RoboSPA : les modèles VLA peuvent-ils dépasser les scènes simples et les tâches à court terme ?
Des chercheurs ont publié RoboSPA (Robot Spatial-Procedural Assessment), un jeu de données et un benchmark à grande échelle destinés à diagnostiquer les capacités de raisonnement des modèles Vision-Language-Action (VLA) en manipulation robotique, décrits dans un article arXiv (2609.05324) mis en ligne début septembre 2026. Le benchmark couvre deux axes, le raisonnement spatial fin et la planification procédurale à long horizon, répartis en 10 catégories et 56 tâches de base. Chaque tâche est déclinée en cinq niveaux de difficulté croissante, ce qui génère 280 variantes testant l'ambiguïté spatiale et la complexité procédurale. Les auteurs ont collecté 527 000 trajectoires sur plusieurs types de robots et des scènes variées, et ont conçu des métriques de diagnostic allant au-delà du simple taux de réussite binaire pour isoler précisément où un modèle échoue.
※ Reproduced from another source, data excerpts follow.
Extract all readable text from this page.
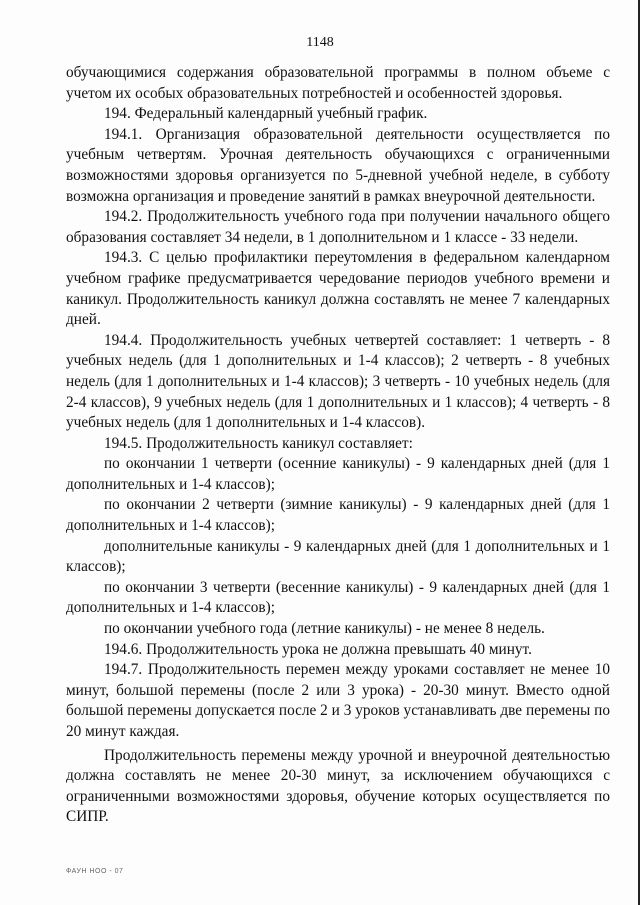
1148

обучающимися содержания образовательной программы в полном объеме с учетом их особых образовательных потребностей и особенностей здоровья.

194. Федеральный календарный учебный график.

194.1. Организация образовательной деятельности осуществляется по учебным четвертям. Урочная деятельность обучающихся с ограниченными возможностями здоровья организуется по 5-дневной учебной неделе, в субботу возможна организация и проведение занятий в рамках внеурочной деятельности.

194.2. Продолжительность учебного года при получении начального общего образования составляет 34 недели, в 1 дополнительном и 1 классе - 33 недели.

194.3. С целью профилактики переутомления в федеральном календарном учебном графике предусматривается чередование периодов учебного времени и каникул. Продолжительность каникул должна составлять не менее 7 календарных дней.

194.4. Продолжительность учебных четвертей составляет: 1 четверть - 8 учебных недель (для 1 дополнительных и 1-4 классов); 2 четверть - 8 учебных недель (для 1 дополнительных и 1-4 классов); 3 четверть - 10 учебных недель (для 2-4 классов), 9 учебных недель (для 1 дополнительных и 1 классов); 4 четверть - 8 учебных недель (для 1 дополнительных и 1-4 классов).

194.5. Продолжительность каникул составляет:

по окончании 1 четверти (осенние каникулы) - 9 календарных дней (для 1 дополнительных и 1-4 классов);

по окончании 2 четверти (зимние каникулы) - 9 календарных дней (для 1 дополнительных и 1-4 классов);

дополнительные каникулы - 9 календарных дней (для 1 дополнительных и 1 классов);

по окончании 3 четверти (весенние каникулы) - 9 календарных дней (для 1 дополнительных и 1-4 классов);

по окончании учебного года (летние каникулы) - не менее 8 недель.

194.6. Продолжительность урока не должна превышать 40 минут.

194.7. Продолжительность перемен между уроками составляет не менее 10 минут, большой перемены (после 2 или 3 урока) - 20-30 минут. Вместо одной большой перемены допускается после 2 и 3 уроков устанавливать две перемены по 20 минут каждая.

Продолжительность перемены между урочной и внеурочной деятельностью должна составлять не менее 20-30 минут, за исключением обучающихся с ограниченными возможностями здоровья, обучение которых осуществляется по СИПР.

ФАУН НОО - 07
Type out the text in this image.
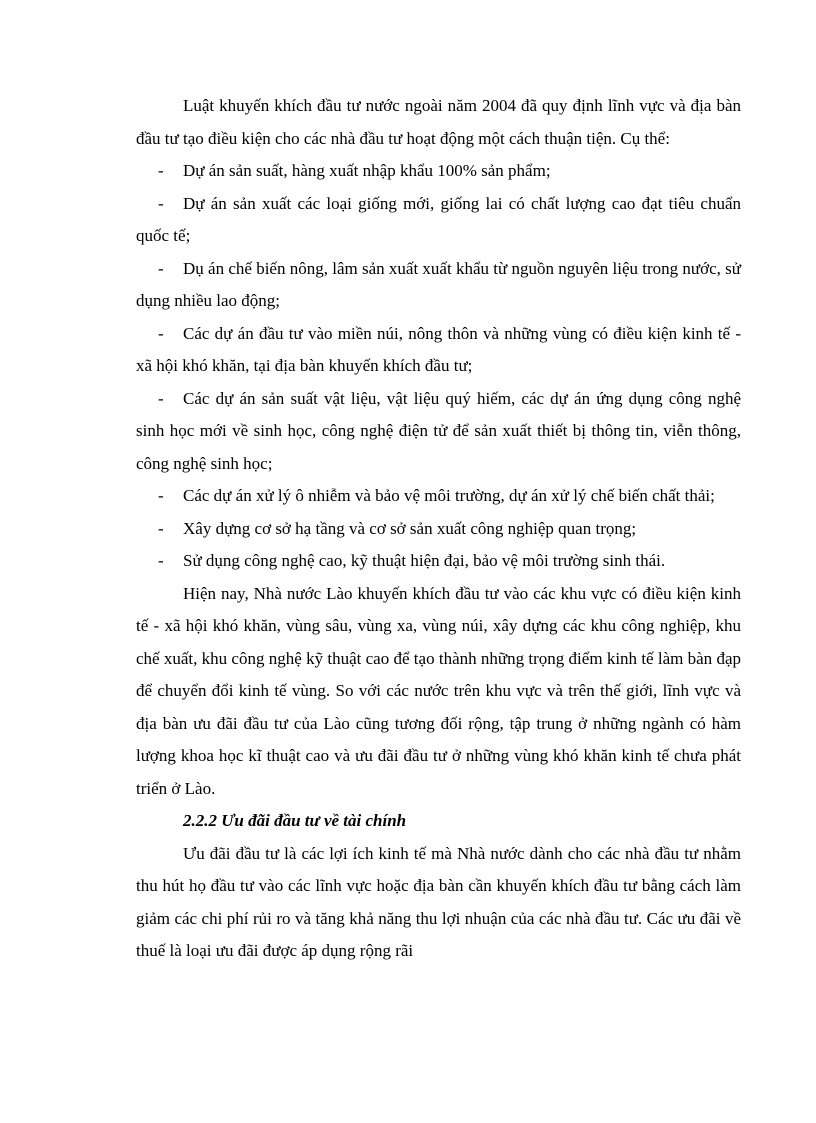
Luật khuyến khích đầu tư nước ngoài năm 2004 đã quy định lĩnh vực và địa bàn đầu tư tạo điều kiện cho các nhà đầu tư hoạt động một cách thuận tiện. Cụ thể:

- Dự án sản suất, hàng xuất nhập khẩu 100% sản phẩm;

- Dự án sản xuất các loại giống mới, giống lai có chất lượng cao đạt tiêu chuẩn quốc tế;

- Dụ án chế biến nông, lâm sản xuất xuất khẩu từ nguồn nguyên liệu trong nước, sử dụng nhiều lao động;

- Các dự án đầu tư vào miền núi, nông thôn và những vùng có điều kiện kinh tế - xã hội khó khăn, tại địa bàn khuyến khích đầu tư;

- Các dự án sản suất vật liệu, vật liệu quý hiếm, các dự án ứng dụng công nghệ sinh học mới về sinh học, công nghệ điện tử để sản xuất thiết bị thông tin, viễn thông, công nghệ sinh học;

- Các dự án xử lý ô nhiễm và bảo vệ môi trường, dự án xử lý chế biến chất thải;

- Xây dựng cơ sở hạ tầng và cơ sở sản xuất công nghiệp quan trọng;

- Sử dụng công nghệ cao, kỹ thuật hiện đại, bảo vệ môi trường sinh thái.

Hiện nay, Nhà nước Lào khuyến khích đầu tư vào các khu vực có điều kiện kinh tế - xã hội khó khăn, vùng sâu, vùng xa, vùng núi, xây dựng các khu công nghiệp, khu chế xuất, khu công nghệ kỹ thuật cao để tạo thành những trọng điểm kinh tế làm bàn đạp để chuyển đổi kinh tế vùng. So với các nước trên khu vực và trên thế giới, lĩnh vực và địa bàn ưu đãi đầu tư của Lào cũng tương đối rộng, tập trung ở những ngành có hàm lượng khoa học kĩ thuật cao và ưu đãi đầu tư ở những vùng khó khăn kinh tế chưa phát triển ở Lào.

2.2.2 Ưu đãi đầu tư về tài chính

Ưu đãi đầu tư là các lợi ích kinh tế mà Nhà nước dành cho các nhà đầu tư nhằm thu hút họ đầu tư vào các lĩnh vực hoặc địa bàn cần khuyến khích đầu tư bằng cách làm giảm các chi phí rủi ro và tăng khả năng thu lợi nhuận của các nhà đầu tư. Các ưu đãi về thuế là loại ưu đãi được áp dụng rộng rãi
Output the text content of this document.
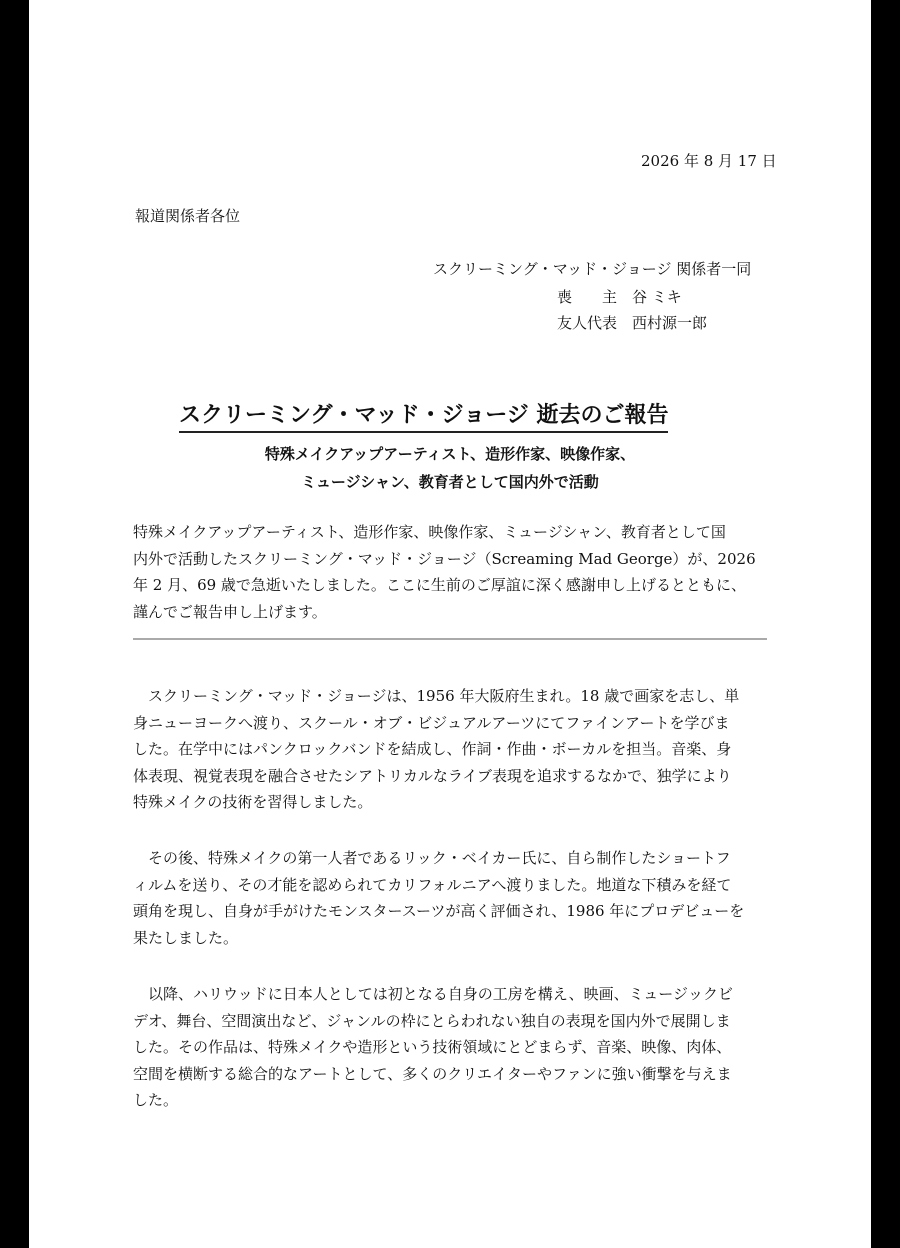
2026 年 8 月 17 日
報道関係者各位
スクリーミング・マッド・ジョージ 関係者一同
喪　　主　谷 ミキ
友人代表　西村源一郎
スクリーミング・マッド・ジョージ 逝去のご報告
特殊メイクアップアーティスト、造形作家、映像作家、
ミュージシャン、教育者として国内外で活動
特殊メイクアップアーティスト、造形作家、映像作家、ミュージシャン、教育者として国
内外で活動したスクリーミング・マッド・ジョージ（Screaming Mad George）が、2026
年 2 月、69 歳で急逝いたしました。ここに生前のご厚誼に深く感謝申し上げるとともに、
謹んでご報告申し上げます。
　スクリーミング・マッド・ジョージは、1956 年大阪府生まれ。18 歳で画家を志し、単
身ニューヨークへ渡り、スクール・オブ・ビジュアルアーツにてファインアートを学びま
した。在学中にはパンクロックバンドを結成し、作詞・作曲・ボーカルを担当。音楽、身
体表現、視覚表現を融合させたシアトリカルなライブ表現を追求するなかで、独学により
特殊メイクの技術を習得しました。
　その後、特殊メイクの第一人者であるリック・ベイカー氏に、自ら制作したショートフ
ィルムを送り、その才能を認められてカリフォルニアへ渡りました。地道な下積みを経て
頭角を現し、自身が手がけたモンスタースーツが高く評価され、1986 年にプロデビューを
果たしました。
　以降、ハリウッドに日本人としては初となる自身の工房を構え、映画、ミュージックビ
デオ、舞台、空間演出など、ジャンルの枠にとらわれない独自の表現を国内外で展開しま
した。その作品は、特殊メイクや造形という技術領域にとどまらず、音楽、映像、肉体、
空間を横断する総合的なアートとして、多くのクリエイターやファンに強い衝撃を与えま
した。
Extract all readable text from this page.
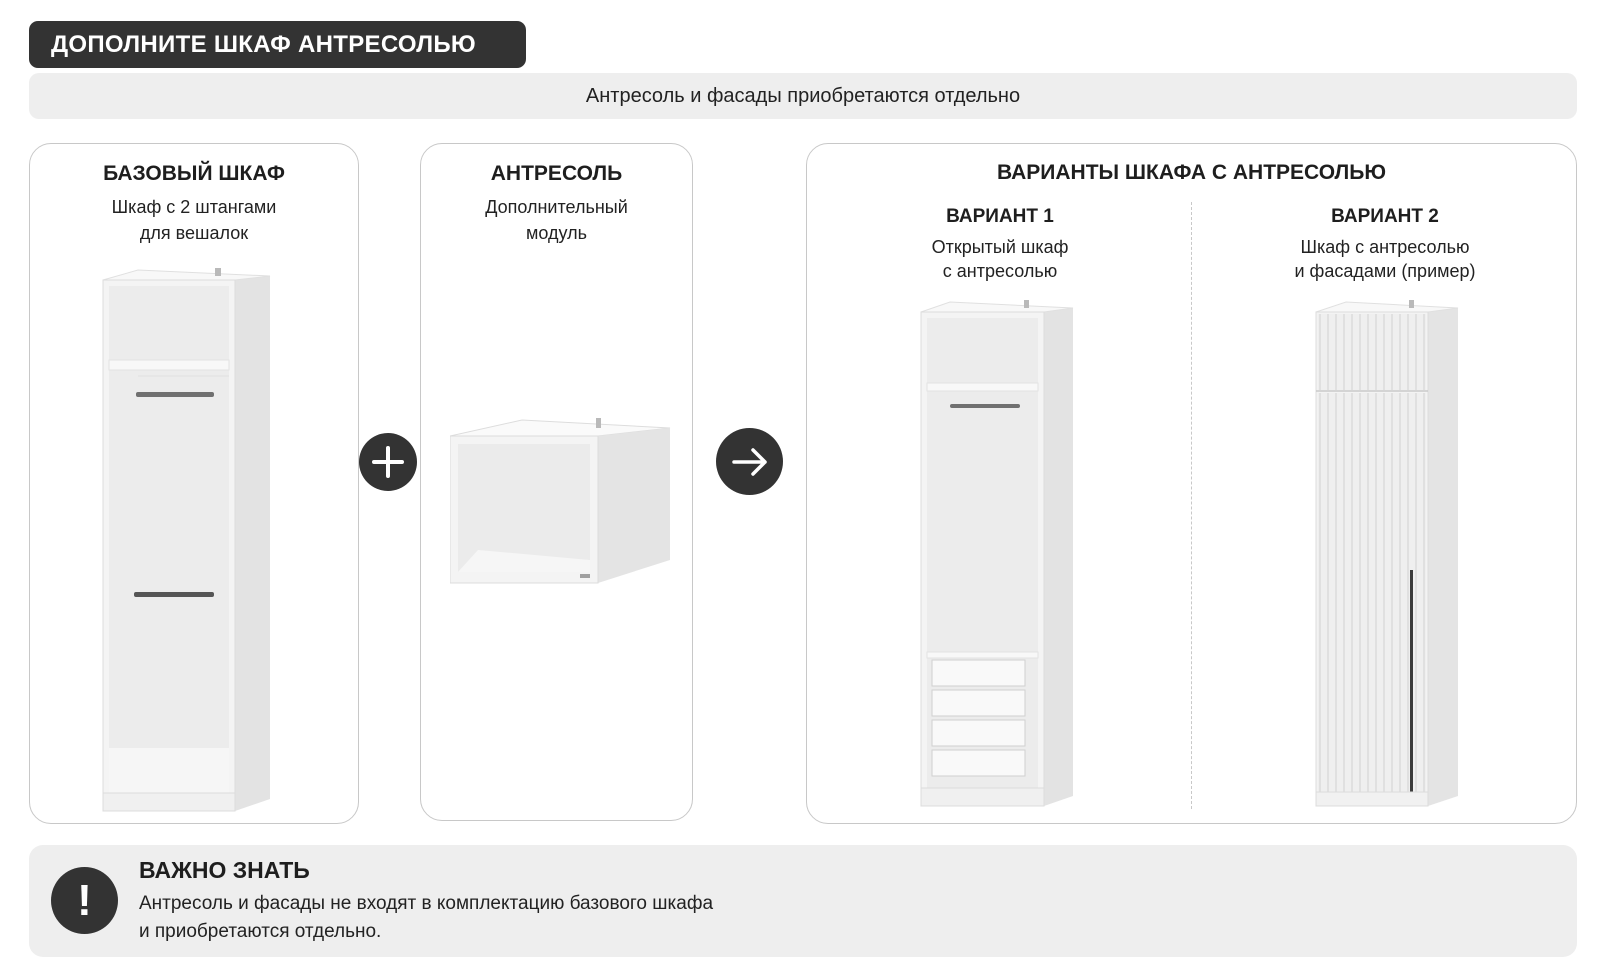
ДОПОЛНИТЕ ШКАФ АНТРЕСОЛЬЮ
Антресоль и фасады приобретаются отдельно
БАЗОВЫЙ ШКАФ
Шкаф с 2 штангами
для вешалок
АНТРЕСОЛЬ
Дополнительный
модуль
ВАРИАНТЫ ШКАФА С АНТРЕСОЛЬЮ
ВАРИАНТ 1
Открытый шкаф
с антресолью
ВАРИАНТ 2
Шкаф с антресолью
и фасадами (пример)
!
ВАЖНО ЗНАТЬ
Антресоль и фасады не входят в комплектацию базового шкафа
и приобретаются отдельно.
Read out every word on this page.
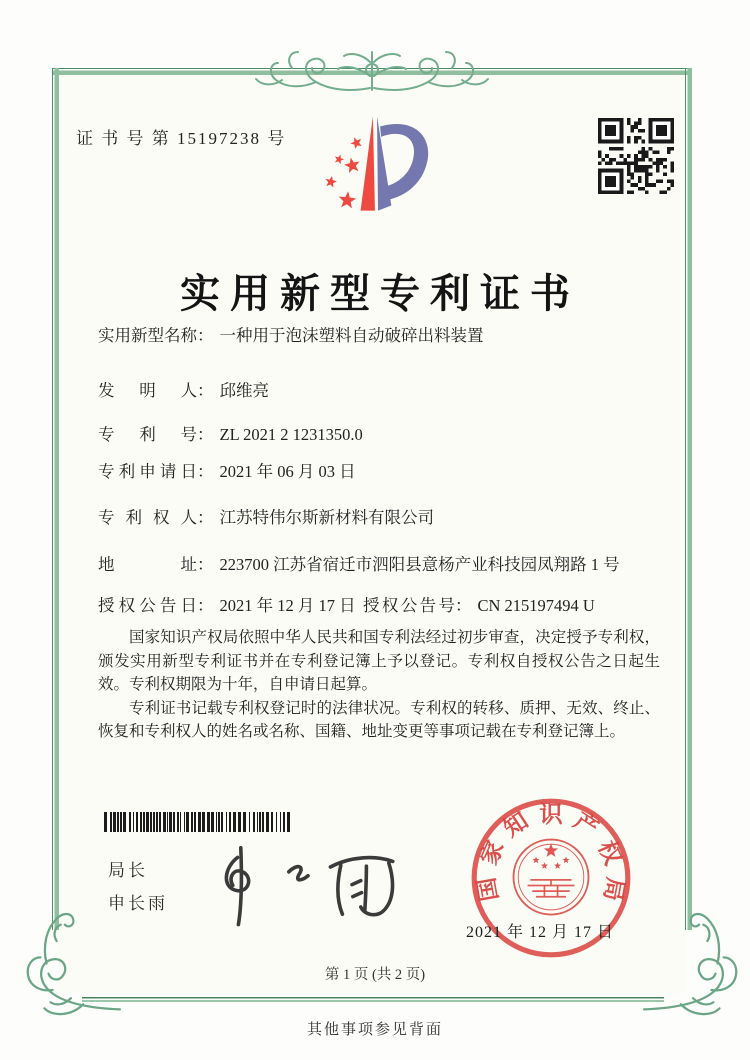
证 书 号 第 15197238 号
实用新型专利证书
实用新型名称： 一种用于泡沫塑料自动破碎出料装置
发明人： 邱维亮
专利号： ZL 2021 2 1231350.0
专利申请日： 2021 年 06 月 03 日
专利权人： 江苏特伟尔斯新材料有限公司
地址： 223700 江苏省宿迁市泗阳县意杨产业科技园凤翔路 1 号
授权公告日： 2021 年 12 月 17 日 授权公告号： CN 215197494 U

国家知识产权局依照中华人民共和国专利法经过初步审查，决定授予专利权，颁发实用新型专利证书并在专利登记簿上予以登记。专利权自授权公告之日起生效。专利权期限为十年，自申请日起算。

专利证书记载专利权登记时的法律状况。专利权的转移、质押、无效、终止、恢复和专利权人的姓名或名称、国籍、地址变更等事项记载在专利登记簿上。

局长
申长雨
国家知识产权局
2021 年 12 月 17 日
第 1 页 (共 2 页)
其他事项参见背面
Le code et les données sont disponibles sur GitHub (fanzhenxuan/RoboSPA).
Les expériences menées sur des modèles VLA représentatifs montrent que les systèmes actuels peinent encore face à des relations spatiales complexes, à une exécution bas niveau précise et à des tâches de planification gourmandes en mémoire. Pour les intégrateurs et décideurs qui évaluent des piles VLA comme Pi-0 de Physical Intelligence, GR00T N2 de NVIDIA ou Helix de Figure, ce résultat est un signal utile: les benchmarks existants, basés sur des scènes simples et des tâches à court horizon, mesurent surtout la réussite en conditions favorables et masquent l'écart entre démonstration et robustesse réelle. RoboSPA formalise ce que le secteur soupçonnait déjà empiriquement, à savoir que la généralisation spatiale et procédurale reste un problème non résolu à l'échelle, même pour les modèles les plus médiatisés du marché.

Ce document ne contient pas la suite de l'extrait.